Lessons from the 2009 Pandemic Flu Experience

By Stan Deresinski, MD, FACP, FIDSA, Clinical Professor of Medicine, Stanford University, Hospital Epidemiologist, Sequoia Hospital, Redwood City, CA, is Editor for Infectious Disease Alert.

Synopsis: Hospitalized patients infected with the 2009 pandemic influenza virus who developed pneumonia frequently required intensive care, mechanical ventilation, and many died.

Source: Jain S, et al; for the 2009 Pandemic Influenza A (H1N1) Virus Hospitalizations Investigation Team. Influenza-associated pneumonia among hospitalized patients with 2009 pandemic influenza A (H1N1) Virus — United States, 2009. Clin Infect Dis 2012; 54:1221-1229.

Jain and colleagues at the U.S. CDC evaluated the characteristics of 195 hospitalized patients with laboratory-confirmed influenza influenza A pdm09 (pH1N1) infection who had pneumonia, comparing them to hospitalized flu patients without pneumonia. Those with pneumonia were more likely to have been ill for >2 days prior to hospitalization and to have a preexisting neurological condition, but less likely to have other underlying medical conditions, including asthma or chronic obstructive lung disease.

Admission white blood cell counts were normal in one-half of those with pneumonia while leukopenia and leukocytosis were each present in one-fourth. Bacterial infection was diagnosed in 3 patients without and 13 patients with pneumonia (including 7 patients with positive blood cultures - 5 with Staphylococus aureus). Two of the 3 bacteria-infected patients without pneumonia were bacteremic, both with S. aureus. Approximately four-fifths of patients with and without pneumonia received antiviral therapy, most often (91%) oseltamivir, but those with pneumonia were less likely to have received antiviral therapy within 48 hours of illness onset. Patients with pneumonia were significantly more likely than patients without pneumonia to receive antibiotics (93% vs. 67%). Approximately one-half of pneumonia patients were admitted to an intensive care unit compared to one-sixth of those without evident lower respiratory tract infection. Mechanical ventilation was required in 39% of pneumonia patients; 34 (17%) of the patients with pneumonia died.

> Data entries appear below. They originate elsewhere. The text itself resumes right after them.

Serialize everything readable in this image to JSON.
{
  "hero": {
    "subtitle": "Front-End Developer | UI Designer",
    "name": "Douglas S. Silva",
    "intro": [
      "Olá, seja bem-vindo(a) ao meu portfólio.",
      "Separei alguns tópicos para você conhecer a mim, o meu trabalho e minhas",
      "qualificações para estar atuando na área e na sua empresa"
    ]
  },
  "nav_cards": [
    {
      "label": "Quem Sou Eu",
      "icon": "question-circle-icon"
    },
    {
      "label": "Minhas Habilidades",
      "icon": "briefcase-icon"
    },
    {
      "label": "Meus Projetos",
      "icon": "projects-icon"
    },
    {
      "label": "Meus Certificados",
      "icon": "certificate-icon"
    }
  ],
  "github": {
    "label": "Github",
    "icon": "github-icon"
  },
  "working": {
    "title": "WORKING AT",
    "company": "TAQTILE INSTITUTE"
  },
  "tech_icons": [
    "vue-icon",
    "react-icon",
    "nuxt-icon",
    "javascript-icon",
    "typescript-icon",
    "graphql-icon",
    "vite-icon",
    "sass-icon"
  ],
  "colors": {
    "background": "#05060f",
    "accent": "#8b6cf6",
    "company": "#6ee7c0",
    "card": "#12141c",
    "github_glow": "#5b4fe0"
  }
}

The pH1N1 virus was resistant to amantadine and rimantidine, leaving orally administered oseltamivir and inhaled zanamivir (neither of which had received FDA approval for complicated infection) as the only readily available therapeutic options. The lack of a commercially available drug that could be parenterally administered was believed to be problematic for at least some critically ill patients. Two investigational products became available — peramivir, which was provided under an Emergency Use Authorization (EUA) through the CDC, and a formulation of zanamivir (which maintains activity against viruses containing the H275Y mutation) — each suitable for intravenous administration associated with oseltamivir resistance.

The EUA required that all medication errors, selected adverse events (AE), serious adverse events, and deaths occurring during peramivir therapy be reported to the FDA within 7 calendar days. Sorbello and colleagues reviewed reports on 344 patients of the "at least" 1274 who were provided peramivir.1,2 The most frequently reported serious AEs were death (15%), H1N1 influenza (8%), respiratory failure (8%), acute renal failure (7%), and acute respiratory distress syndrome (7%). Skin rash was the only AE attributed to peramivir.

No assessment of the efficacy of peramivir could be made — a critical shortcoming of the emergency system (one of many). As pointed out in an accompanying editorial by Andrew Pavia, it is essential that better planning for data collection in similar situations be put in place before the event.3 This, together with the development of a funded national collaborative clinical trials system, would go a long way toward resolving some of the collosal shortcomings in accurate therapeutic data in the field of infectious diseases.

References

  1. Yu Y, et al. Peramivir Use for Treatment of Hospitalized Patients With Influenza A(H1N1)pdm09 Under Emergency Use Authorization, October 2009-June 2010. Clin Infect Dis 2012;May 4.[Epub ahead of print] PubMed PMID: 22491506.
  2. Sorbello A, et al. Emergency Use Authorization for Intravenous Peramivir: Evaluation of Safety in the Treatment of Hospitalized Patients Infected With 2009 H1N1 Influenza A Virus. Clin Infect Dis 2012 May 4. [Epub ahead of print] PubMed PMID: 22491501.
  3. Pavia AT. What Did We Learn From the Emergency Use Authorization of Peramivir in 2009? Clin Infect Dis 2012 May 4. [Epub ahead of print] PubMed PMID: 22491500.